R. Albert Mohler, president of Southern Baptist Theological Seminary, said on his podcast May 23, “This is a denomination that decided, yet again, not to decide. But at the same time, the exhaustion … is clearly very evident, as is the threat of schism, which is very real.

“Was this a victory for the more evangelical wing of the church or the more liberal wing of the church? On that score, we’ll simply have to say time will tell. But neither side got what they wanted out of the 2016 General Conference,” Mohler said on “The Briefing.”

Kidd told BP, “We should pray that, led by traditionalist African Methodists, the United Methodist Church may also continue to hold the line on the biblical definition and practice of marriage, in spite of the labors of some gay and lesbian activist Methodists in America.”

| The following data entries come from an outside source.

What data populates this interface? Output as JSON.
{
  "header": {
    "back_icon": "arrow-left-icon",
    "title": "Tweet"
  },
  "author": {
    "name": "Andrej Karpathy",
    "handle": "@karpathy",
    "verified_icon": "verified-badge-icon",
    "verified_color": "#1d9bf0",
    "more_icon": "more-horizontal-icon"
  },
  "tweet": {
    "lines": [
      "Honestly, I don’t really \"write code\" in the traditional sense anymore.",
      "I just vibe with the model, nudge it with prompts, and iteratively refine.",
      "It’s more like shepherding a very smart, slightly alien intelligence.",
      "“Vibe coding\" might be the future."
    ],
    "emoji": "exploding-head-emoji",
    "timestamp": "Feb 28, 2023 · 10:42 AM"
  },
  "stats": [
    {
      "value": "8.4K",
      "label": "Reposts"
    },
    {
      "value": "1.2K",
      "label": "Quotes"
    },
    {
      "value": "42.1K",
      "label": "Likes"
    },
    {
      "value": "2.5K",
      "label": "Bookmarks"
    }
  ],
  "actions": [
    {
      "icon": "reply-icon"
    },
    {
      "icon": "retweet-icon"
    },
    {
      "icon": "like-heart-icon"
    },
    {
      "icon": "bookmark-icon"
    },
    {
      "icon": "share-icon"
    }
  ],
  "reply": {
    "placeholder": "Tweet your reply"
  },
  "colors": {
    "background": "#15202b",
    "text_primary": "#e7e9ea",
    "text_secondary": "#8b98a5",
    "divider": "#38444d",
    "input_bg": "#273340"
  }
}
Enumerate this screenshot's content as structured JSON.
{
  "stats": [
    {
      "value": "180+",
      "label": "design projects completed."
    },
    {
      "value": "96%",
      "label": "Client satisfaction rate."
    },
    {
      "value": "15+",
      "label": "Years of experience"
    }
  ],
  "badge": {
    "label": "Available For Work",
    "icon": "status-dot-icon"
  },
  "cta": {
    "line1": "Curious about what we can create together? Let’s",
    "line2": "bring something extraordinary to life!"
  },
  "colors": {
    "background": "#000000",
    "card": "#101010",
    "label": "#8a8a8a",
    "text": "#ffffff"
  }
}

The General Conference rejected efforts to pass divestment proposals seen as anti-Israel. The delegates defeated 559-167 an amendment seeking to divest from illegal settlements on occupied lands, UMNS reported. Earlier at the conference, the Finance and Administration Legislative Committee refused to back an attempt calling for divestment from companies that do business in Israel, according to UMNS.

(EDITOR’S NOTE – Tom Strode is Washington bureau chief for Baptist Press, the Southern Baptist Convention's news service.)